In Campus News, News, Top Stories
Photo by Peter Pham

Property theft has always been an issue at Cal State Fullerton—it was among the most frequently reported crimes on campus last semester.

Because of the high numbers in property thefts, presentations are being given to further inform students on campus about how to handle their belongings while at CSUF.

“Property crime is the number one issue on our campus,” said Cpl. Paul McClain of University Police. “Our people-to-people crime are very low, even though they still occur on our campus, it’s just at a significantly infrequent rate… During all of our safety presentations—our tabling events—we try to educate our students and faculty-staff about proactive measures they can take to prevent theft of their property.”

Faculty and staff are urged to close and lock the doors behind them whenever they leave their offices with valuables inside.

McClain said if staff members are unable to lock their door, it is recommended that they lock their personal property in a drawer so that it is out of plain sight. He advises students to keep a close eye on their property as well.

Theft most frequently occurs in Pollak Library and the TSU, McClain said.

“What we find over the years is that students who are studying in those areas don’t want to be bothered by picking up their personal property, potentially leaving the table or study area to go get a drink or use the restroom,” McClain said.

Students should report thefts as soon as they occur. One of the biggest problems is that students wait, sometimes up to a month, before filing an official report with the University Police, McClain said. Students should also make a log of the make and model of their electronics.

“In the event that they lose a laptop or an iPhone, or whatever the case may be, when they file a police report those serial numbers can be provided to law enforcement to enter in the statewide automated property system,” McClain said. “It will also help us facilitate investigations.”

Laptops, smartphones, books, wallets, purses and bikes are the most frequently stolen items. Other items include office supplies and state-owned equipment.

McClain said the sooner students take the time to come in and report thefts, the sooner the investigation can move along.

In the past, McClain said, there have been cases where people would try to open office doors and look for empty offices in the campus.
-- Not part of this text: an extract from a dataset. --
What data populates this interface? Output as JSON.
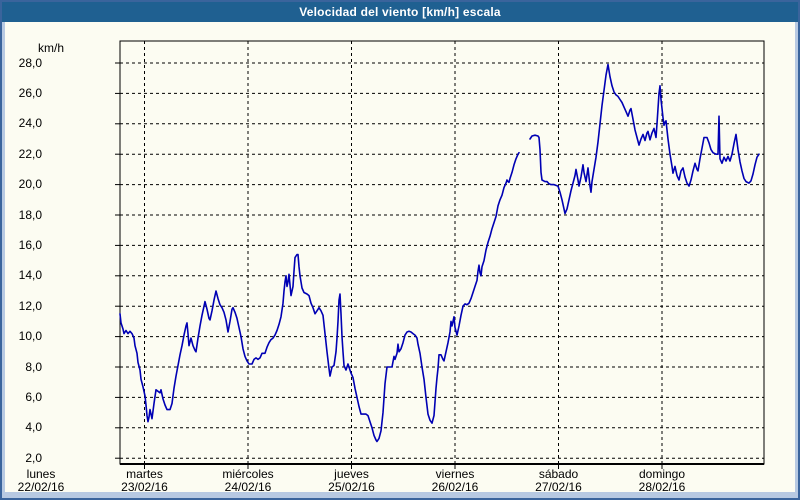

He added that if someone was walking by, it would take them five seconds to take something valuable in an empty room and leave without anyone noticing.

Nguyen Quach, 24, a marketing major, recently had his phone stolen in the library.

“You leave your phone, your laptop, and valuables on the table for five minutes, you come back and everything is gone,” he said.

Sam Barrozo, 22, a staff member in the National Sciences and Mathematics Office, recently had a stool stolen from his department.

Barrozo’s department has many expensive electronics, including laptops, but he said they make sure to lock them up when leaving the work area.

“We have everything locked up at the end of the day,” he said.

Barrozo, who was once a student, was sometimes tempted to leave his belongings behind when he needed to use the bathroom.

“Obviously, for outdoors, I wouldn’t trust leaving anything outdoors,” Barrozo said. “But if you’re at the library or office, you should feel safe.”

Students and faculty-staff are advised to keep a close eye on their belongings, regardless how safe things look.

“We try to do everything we can with safety presentations (and) getting educational awareness to the community,” McClain said. “Without the cooperation of the campus community, it’s hard for us because there’s so many students versus the number of police officers.”

Because of the volume of students on campus, it is projected that property thefts will continue to be an issue, and that the campus community needs to work together to address the issue, McClain said.